Michael J. Clare-Salzler, MD
Dr. Clare-Salzler received his Doctor of Medicine and medical training from the State University of New York in Buffalo. He began his research career at the University of California in Los Angeles, where he studied the immunopathogenesis of Type I diabetes (T1D) in NOD mice, which is the genetic mouse model for T1D. Since transferring to the University of Florida Department of Immunology, Pathology and Laboratory Medicine and Internal Medicine and Surgery in 1993, Dr. Clare-Salzler has been pursuing his research in T1D diagnosis and management, autoimmune thyroid disease, and other endocrine diseases. He participates in many clinical trials, including the PANDA infant screening program and the Diabetes Prevention Trial for T1D.

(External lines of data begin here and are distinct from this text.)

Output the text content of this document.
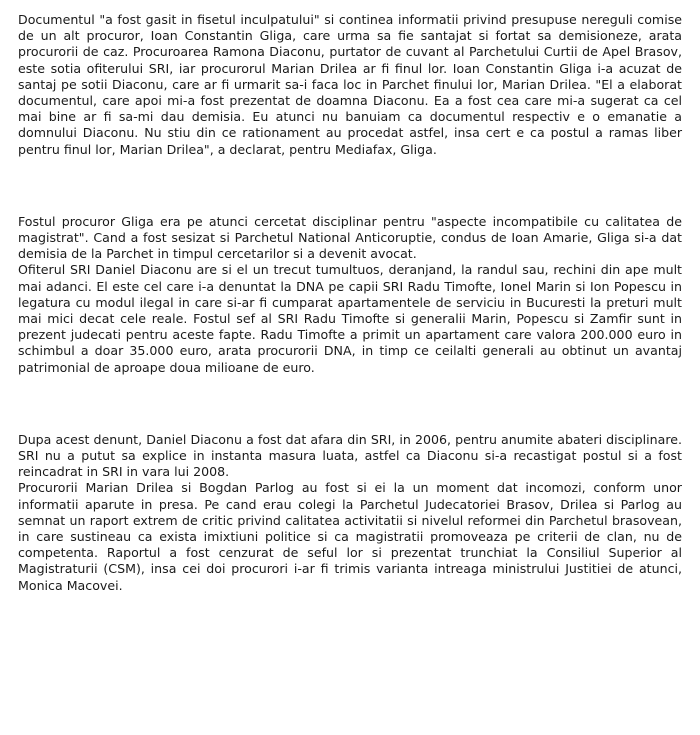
Documentul "a fost gasit in fisetul inculpatului" si continea informatii privind presupuse nereguli comise de un alt procuror, Ioan Constantin Gliga, care urma sa fie santajat si fortat sa demisioneze, arata procurorii de caz. Procuroarea Ramona Diaconu, purtator de cuvant al Parchetului Curtii de Apel Brasov, este sotia ofiterului SRI, iar procurorul Marian Drilea ar fi finul lor. Ioan Constantin Gliga i-a acuzat de santaj pe sotii Diaconu, care ar fi urmarit sa-i faca loc in Parchet finului lor, Marian Drilea. "El a elaborat documentul, care apoi mi-a fost prezentat de doamna Diaconu. Ea a fost cea care mi-a sugerat ca cel mai bine ar fi sa-mi dau demisia. Eu atunci nu banuiam ca documentul respectiv e o emanatie a domnului Diaconu. Nu stiu din ce rationament au procedat astfel, insa cert e ca postul a ramas liber pentru finul lor, Marian Drilea", a declarat, pentru Mediafax, Gliga.

Fostul procuror Gliga era pe atunci cercetat disciplinar pentru "aspecte incompatibile cu calitatea de magistrat". Cand a fost sesizat si Parchetul National Anticoruptie, condus de Ioan Amarie, Gliga si-a dat demisia de la Parchet in timpul cercetarilor si a devenit avocat.

Ofiterul SRI Daniel Diaconu are si el un trecut tumultuos, deranjand, la randul sau, rechini din ape mult mai adanci. El este cel care i-a denuntat la DNA pe capii SRI Radu Timofte, Ionel Marin si Ion Popescu in legatura cu modul ilegal in care si-ar fi cumparat apartamentele de serviciu in Bucuresti la preturi mult mai mici decat cele reale. Fostul sef al SRI Radu Timofte si generalii Marin, Popescu si Zamfir sunt in prezent judecati pentru aceste fapte. Radu Timofte a primit un apartament care valora 200.000 euro in schimbul a doar 35.000 euro, arata procurorii DNA, in timp ce ceilalti generali au obtinut un avantaj patrimonial de aproape doua milioane de euro.

Dupa acest denunt, Daniel Diaconu a fost dat afara din SRI, in 2006, pentru anumite abateri disciplinare. SRI nu a putut sa explice in instanta masura luata, astfel ca Diaconu si-a recastigat postul si a fost reincadrat in SRI in vara lui 2008.

Procurorii Marian Drilea si Bogdan Parlog au fost si ei la un moment dat incomozi, conform unor informatii aparute in presa. Pe cand erau colegi la Parchetul Judecatoriei Brasov, Drilea si Parlog au semnat un raport extrem de critic privind calitatea activitatii si nivelul reformei din Parchetul brasovean, in care sustineau ca exista imixtiuni politice si ca magistratii promoveaza pe criterii de clan, nu de competenta. Raportul a fost cenzurat de seful lor si prezentat trunchiat la Consiliul Superior al Magistraturii (CSM), insa cei doi procurori i-ar fi trimis varianta intreaga ministrului Justitiei de atunci, Monica Macovei.
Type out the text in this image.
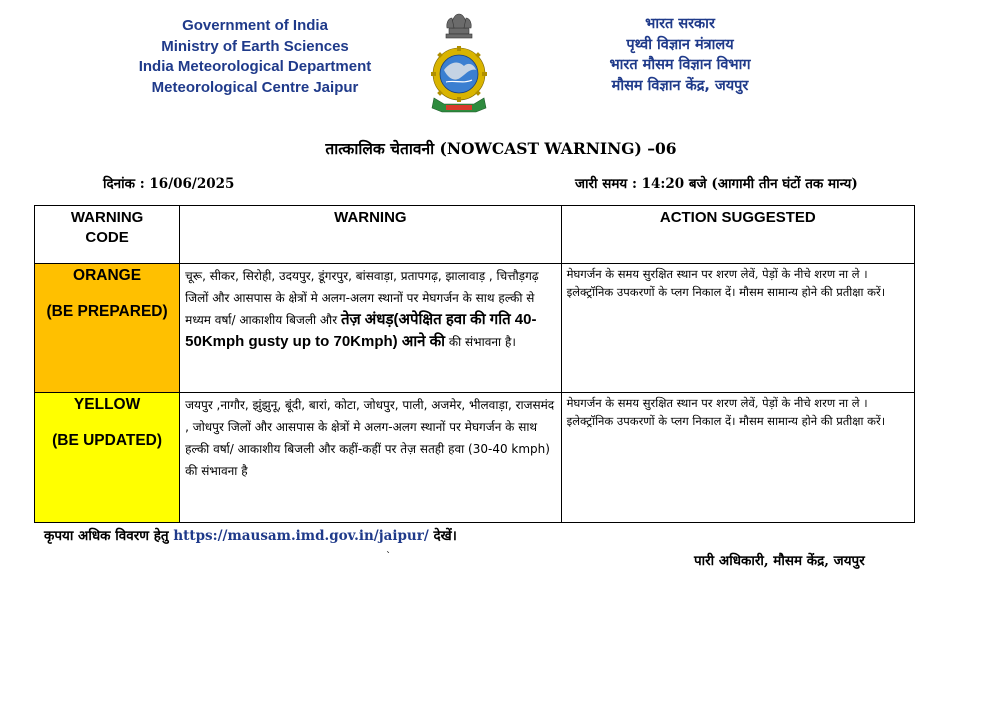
Government of India
Ministry of Earth Sciences
India Meteorological Department
Meteorological Centre Jaipur
भारत सरकार
पृथ्वी विज्ञान मंत्रालय
भारत मौसम विज्ञान विभाग
मौसम विज्ञान केंद्र, जयपुर
तात्कालिक चेतावनी (NOWCAST WARNING) –06
दिनांक : 16/06/2025	जारी समय : 14:20 बजे (आगामी तीन घंटों तक मान्य)
WARNING
CODE	WARNING	ACTION SUGGESTED

ORANGE
(BE PREPARED)	चूरू, सीकर, सिरोही, उदयपुर, डूंगरपुर, बांसवाड़ा, प्रतापगढ़, झालावाड़ , चित्तौड़गढ़ जिलों और आसपास के क्षेत्रों मे अलग-अलग स्थानों पर मेघगर्जन के साथ हल्की से मध्यम वर्षा/ आकाशीय बिजली और तेज़ अंधड़(अपेक्षित हवा की गति 40-50Kmph gusty up to 70Kmph) आने की की संभावना है।	मेघगर्जन के समय सुरक्षित स्थान पर शरण लेवें, पेड़ों के नीचे शरण ना ले । इलेक्ट्रॉनिक उपकरणों के प्लग निकाल दें। मौसम सामान्य होने की प्रतीक्षा करें।

YELLOW
(BE UPDATED)	जयपुर ,नागौर, झुंझुनू, बूंदी, बारां, कोटा, जोधपुर, पाली, अजमेर, भीलवाड़ा, राजसमंद , जोधपुर जिलों और आसपास के क्षेत्रों मे अलग-अलग स्थानों पर मेघगर्जन के साथ हल्की वर्षा/ आकाशीय बिजली और कहीं-कहीं पर तेज़ सतही हवा (30-40 kmph) की संभावना है	मेघगर्जन के समय सुरक्षित स्थान पर शरण लेवें, पेड़ों के नीचे शरण ना ले । इलेक्ट्रॉनिक उपकरणों के प्लग निकाल दें। मौसम सामान्य होने की प्रतीक्षा करें।
कृपया अधिक विवरण हेतु https://mausam.imd.gov.in/jaipur/ देखें।
`	पारी अधिकारी, मौसम केंद्र, जयपुर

Dr. Clare-Salzler‘s areas of clinical expertise lie in the diagnosis and management of Type I diabetes, autoimmune thyroid disease, management of thyroid nodules, fine needle aspiration of thyroid nodules and thyroid cancer. He is also well versed in other endocrine diseases including Cushing’s Disease, pituitary disease, pheochromocytoma, adrenal tumors and parathyroid diseases.
Dr. Clare-Salzler is a member of the NIH funded International Multi-Center diabetes prevention trial, the Diabetes Prevention Trial for Type I diabetes or DPT-1. He is also an investigator on other diabetes screening programs at the University of Florida including the infant screening program PANDA.

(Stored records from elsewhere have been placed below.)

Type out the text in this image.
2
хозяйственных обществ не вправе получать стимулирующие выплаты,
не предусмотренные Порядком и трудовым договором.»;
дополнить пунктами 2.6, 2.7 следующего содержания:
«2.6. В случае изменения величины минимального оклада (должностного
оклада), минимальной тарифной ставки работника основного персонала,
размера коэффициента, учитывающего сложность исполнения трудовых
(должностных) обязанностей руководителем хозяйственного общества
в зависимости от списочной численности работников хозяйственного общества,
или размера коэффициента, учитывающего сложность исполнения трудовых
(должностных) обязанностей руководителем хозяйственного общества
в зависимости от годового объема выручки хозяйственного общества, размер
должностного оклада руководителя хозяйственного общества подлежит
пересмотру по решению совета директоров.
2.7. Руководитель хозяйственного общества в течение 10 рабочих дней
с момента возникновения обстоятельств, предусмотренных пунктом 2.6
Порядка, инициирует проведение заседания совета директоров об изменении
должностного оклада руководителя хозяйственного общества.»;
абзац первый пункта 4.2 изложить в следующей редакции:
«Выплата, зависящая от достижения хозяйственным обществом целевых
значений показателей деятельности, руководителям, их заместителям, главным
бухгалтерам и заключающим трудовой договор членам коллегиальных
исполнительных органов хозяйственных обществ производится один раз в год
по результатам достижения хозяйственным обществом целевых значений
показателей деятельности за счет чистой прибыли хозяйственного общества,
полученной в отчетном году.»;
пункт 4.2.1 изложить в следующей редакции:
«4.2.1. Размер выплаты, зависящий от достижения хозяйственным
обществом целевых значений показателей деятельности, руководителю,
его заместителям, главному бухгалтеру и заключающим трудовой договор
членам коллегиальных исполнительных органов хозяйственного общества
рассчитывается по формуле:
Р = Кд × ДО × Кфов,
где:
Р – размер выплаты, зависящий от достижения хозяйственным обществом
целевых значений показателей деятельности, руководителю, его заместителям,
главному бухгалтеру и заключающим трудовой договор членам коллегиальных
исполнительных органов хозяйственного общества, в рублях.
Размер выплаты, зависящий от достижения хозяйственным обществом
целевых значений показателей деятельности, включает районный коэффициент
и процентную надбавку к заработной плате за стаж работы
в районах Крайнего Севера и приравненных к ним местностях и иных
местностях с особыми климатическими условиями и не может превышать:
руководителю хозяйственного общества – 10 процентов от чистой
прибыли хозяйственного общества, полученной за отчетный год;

Dr. Clare-Salzler’s research focus is to establish the cellular, molecular, and genetic basis for the immunpathogenesis of Juvenile or Type I diabetes and other autoimmune endocrine diseases. He and his team have concentrated their efforts on the role of antigens such as glutamate decarboxylase (GAD) and the biology of antigen presenting cells as it relates to the generation of protective and pathogenic immune responses in an animal model of Type I diabetes, the non-obese diabetic mouse (NOD) as well as in humans with an established high risk for this disease.

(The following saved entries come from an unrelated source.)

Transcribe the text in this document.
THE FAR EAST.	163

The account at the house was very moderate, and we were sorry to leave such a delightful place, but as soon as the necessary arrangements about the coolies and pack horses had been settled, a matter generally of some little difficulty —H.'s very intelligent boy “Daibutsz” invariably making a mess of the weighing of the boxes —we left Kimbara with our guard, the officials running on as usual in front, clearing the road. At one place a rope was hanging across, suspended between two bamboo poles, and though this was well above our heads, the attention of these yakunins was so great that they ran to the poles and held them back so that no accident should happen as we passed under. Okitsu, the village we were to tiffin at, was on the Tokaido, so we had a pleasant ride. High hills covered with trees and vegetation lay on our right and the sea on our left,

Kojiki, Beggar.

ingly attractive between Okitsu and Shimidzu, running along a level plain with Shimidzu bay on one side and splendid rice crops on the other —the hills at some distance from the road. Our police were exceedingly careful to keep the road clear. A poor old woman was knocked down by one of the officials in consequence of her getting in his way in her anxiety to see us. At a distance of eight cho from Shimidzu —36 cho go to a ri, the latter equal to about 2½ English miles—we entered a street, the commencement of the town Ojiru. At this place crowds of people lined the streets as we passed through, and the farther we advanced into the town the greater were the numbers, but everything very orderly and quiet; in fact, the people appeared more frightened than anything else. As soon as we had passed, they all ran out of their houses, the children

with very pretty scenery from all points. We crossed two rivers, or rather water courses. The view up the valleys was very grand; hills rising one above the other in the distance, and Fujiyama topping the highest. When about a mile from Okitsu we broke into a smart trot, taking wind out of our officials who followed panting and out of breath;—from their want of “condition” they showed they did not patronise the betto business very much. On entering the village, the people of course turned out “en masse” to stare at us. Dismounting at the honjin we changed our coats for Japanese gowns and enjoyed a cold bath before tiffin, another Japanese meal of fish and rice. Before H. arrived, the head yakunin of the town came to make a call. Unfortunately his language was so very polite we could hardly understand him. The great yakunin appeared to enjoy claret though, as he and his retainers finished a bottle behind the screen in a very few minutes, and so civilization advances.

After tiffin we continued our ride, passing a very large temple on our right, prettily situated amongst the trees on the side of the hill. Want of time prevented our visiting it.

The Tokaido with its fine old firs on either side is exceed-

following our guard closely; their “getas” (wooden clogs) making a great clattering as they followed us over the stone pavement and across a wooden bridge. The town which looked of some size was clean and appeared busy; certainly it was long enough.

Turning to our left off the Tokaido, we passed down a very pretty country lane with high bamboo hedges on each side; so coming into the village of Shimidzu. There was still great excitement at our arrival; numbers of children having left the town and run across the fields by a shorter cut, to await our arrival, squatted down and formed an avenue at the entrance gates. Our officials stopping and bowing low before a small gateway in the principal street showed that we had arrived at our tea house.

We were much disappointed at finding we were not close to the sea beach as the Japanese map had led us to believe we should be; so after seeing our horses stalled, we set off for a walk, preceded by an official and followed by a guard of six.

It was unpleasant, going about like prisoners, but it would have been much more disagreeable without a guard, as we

Recent work has lead to the identification of a number of immunophenotypes in NOD mice and human subjects with a high risk for Type I diabetes. These immunophenotypes involve the regulation of prostaglandin metabolism in macrophages/monocytes and dysregulation of pathways involved in activation induced cell death in lymphocytes. Utilizing congenic mice we have identified chromosomal intervals that contribute to these phenotypes. They are currently evaluating candidate genes in these intervals and are also determining the role of TNF in the development of organ dysfunction, particularly liver injury, in a murine model of sepsis and inflammation. The team has defined that NOD mice are highly resistant to this form of liver injury in comparison to other standard strains of mice. They are currently dissecting the genetic contributions to this resistance using a congenic mouse approach.